The other discovery is that the atherosclerotic plaques are not composed of LDL (low-density lipoprotein), but are instead composed of a related lipoprotein3,4, rather which, than cholesterol, is the major risk factor for heart disease.

Moreover, certain essential nutrients, especially the amino acid L-lysine, can block the depositions of this lipoprotein and even reduce existing plaques. We have concluded that the optimum supplementation of ascorbate and many other nutrients could largely prevent heart disease and stroke and be useful in treating existing disease. Published clinical and epidemiological data support this conclusion5,6.

The goal is now in sight: the abolition of heart disease as the cause of disability and mortality for the present generation and future generations.

With millions of lives each year at stake, no time should be lost!

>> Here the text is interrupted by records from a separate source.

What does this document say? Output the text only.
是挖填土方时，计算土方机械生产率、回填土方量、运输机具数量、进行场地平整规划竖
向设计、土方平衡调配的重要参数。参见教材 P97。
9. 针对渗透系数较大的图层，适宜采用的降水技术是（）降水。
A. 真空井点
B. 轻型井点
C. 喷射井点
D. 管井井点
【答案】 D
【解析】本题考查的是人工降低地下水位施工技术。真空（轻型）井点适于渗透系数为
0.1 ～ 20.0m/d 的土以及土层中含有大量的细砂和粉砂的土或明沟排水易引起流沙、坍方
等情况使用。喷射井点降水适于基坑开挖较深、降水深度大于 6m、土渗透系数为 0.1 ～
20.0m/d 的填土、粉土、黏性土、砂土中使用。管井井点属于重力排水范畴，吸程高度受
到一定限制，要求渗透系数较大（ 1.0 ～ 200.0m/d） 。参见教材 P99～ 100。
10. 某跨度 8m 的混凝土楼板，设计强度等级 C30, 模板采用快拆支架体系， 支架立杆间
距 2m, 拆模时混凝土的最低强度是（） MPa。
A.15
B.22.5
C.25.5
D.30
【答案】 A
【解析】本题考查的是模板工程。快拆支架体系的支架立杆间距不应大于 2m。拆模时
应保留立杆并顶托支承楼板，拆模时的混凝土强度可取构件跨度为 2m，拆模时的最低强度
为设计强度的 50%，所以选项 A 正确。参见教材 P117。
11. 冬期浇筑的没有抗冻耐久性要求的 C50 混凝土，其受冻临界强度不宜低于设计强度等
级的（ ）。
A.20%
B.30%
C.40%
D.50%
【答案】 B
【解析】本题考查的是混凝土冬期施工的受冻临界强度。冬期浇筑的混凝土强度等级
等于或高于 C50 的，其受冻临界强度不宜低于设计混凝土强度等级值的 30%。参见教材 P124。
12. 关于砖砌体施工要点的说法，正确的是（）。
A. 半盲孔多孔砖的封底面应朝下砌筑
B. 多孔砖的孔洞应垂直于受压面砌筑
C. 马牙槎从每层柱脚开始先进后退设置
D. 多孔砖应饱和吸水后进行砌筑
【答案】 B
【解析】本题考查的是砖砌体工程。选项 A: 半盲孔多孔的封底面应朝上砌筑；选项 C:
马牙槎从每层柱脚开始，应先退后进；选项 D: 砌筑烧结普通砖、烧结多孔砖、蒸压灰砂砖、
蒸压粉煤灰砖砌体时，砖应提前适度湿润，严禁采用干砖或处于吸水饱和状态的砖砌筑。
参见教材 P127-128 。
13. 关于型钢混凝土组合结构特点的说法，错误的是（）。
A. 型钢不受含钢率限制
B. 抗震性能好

We call upon our colleagues in science and medicine to join in a vigorous international effort to investigate the role of vitamin C and other nutrients in controlling heart disease.

We call upon the national and international health authorities and other health institutions to support this effort with political and financial measures.

We call upon every human being to encourage physicians and medical institutions to take an active part in this process.